Single-cell RNA-sequencing (scRNA-seq) technology is a powerful tool to study organism from a single cell perspective and explore the heterogeneity between cells. Clustering is a fundamental step in scRNA-seq data analysis and it is the key to understand cell function and constitutes the basis of other advanced analysis. Nonnegative Matrix Factorization (NMF) has been widely used in clustering analysis of transcriptome data and achieved good performance. However, the existing NMF model is unsupervised and ignores known gene functions in the process of clustering. Knowledges of cell markers genes (genes that only express in specific cells) in human and model organisms have been accumulated a lot, such as the Molecular Signatures Database (MSigDB), which can be used as prior information in the clustering analysis of scRNA-seq data. Because the same kind of cells is likely to have similar biological functions and specific gene expression patterns, the marker genes of cells can be utilized as prior knowledge in the clustering analysis.
Researchers from the People’s Hospital of Longhua District propose a robust and semi-supervised NMF (rssNMF) model, which introduces a new variable to absorb noises of data and incorporates marker genes as prior information into a graph regularization term. They use rssNMF to solve the clustering problem of scRNA-seq data.

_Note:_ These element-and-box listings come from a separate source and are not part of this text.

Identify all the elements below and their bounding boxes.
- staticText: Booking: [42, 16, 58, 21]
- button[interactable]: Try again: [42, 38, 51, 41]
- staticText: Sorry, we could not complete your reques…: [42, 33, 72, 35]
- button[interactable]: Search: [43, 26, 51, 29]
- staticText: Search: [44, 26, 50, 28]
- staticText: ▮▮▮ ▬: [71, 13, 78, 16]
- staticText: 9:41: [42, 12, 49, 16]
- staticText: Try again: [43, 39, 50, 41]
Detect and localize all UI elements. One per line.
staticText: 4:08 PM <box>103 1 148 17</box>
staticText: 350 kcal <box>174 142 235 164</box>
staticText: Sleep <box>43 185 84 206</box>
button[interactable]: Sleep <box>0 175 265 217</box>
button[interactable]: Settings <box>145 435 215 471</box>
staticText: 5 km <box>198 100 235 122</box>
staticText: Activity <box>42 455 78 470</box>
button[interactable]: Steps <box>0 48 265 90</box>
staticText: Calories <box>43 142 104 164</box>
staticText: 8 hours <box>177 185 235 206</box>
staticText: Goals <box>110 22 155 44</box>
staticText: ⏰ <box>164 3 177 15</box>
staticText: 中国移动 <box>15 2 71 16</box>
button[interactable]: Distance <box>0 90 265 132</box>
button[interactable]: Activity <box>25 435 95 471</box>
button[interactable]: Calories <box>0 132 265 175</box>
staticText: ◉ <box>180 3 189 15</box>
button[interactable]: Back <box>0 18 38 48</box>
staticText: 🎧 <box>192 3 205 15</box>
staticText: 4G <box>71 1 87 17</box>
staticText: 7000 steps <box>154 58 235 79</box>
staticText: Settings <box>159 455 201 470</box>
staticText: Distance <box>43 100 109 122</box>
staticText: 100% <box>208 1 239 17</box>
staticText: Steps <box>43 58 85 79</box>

An illustration of how to construct the weight matrix Q (C)
(A) The heatmap is an ideal simulated gene expression matrix X; (B) the heatmap is part of the matrix X that only selects rows of marker genes.
Twelve scRNA-seq datasets with true labels are used to test the model performance and the results illustrate that this model outperforms original NMF and other common methods such as KMeans and Hierarchical Clustering. Biological significance analysis shows that rssNMF can identify key subclasses and latent biological processes.
Availability – R code of NMF and NMF related variants are available as a Supplemental File.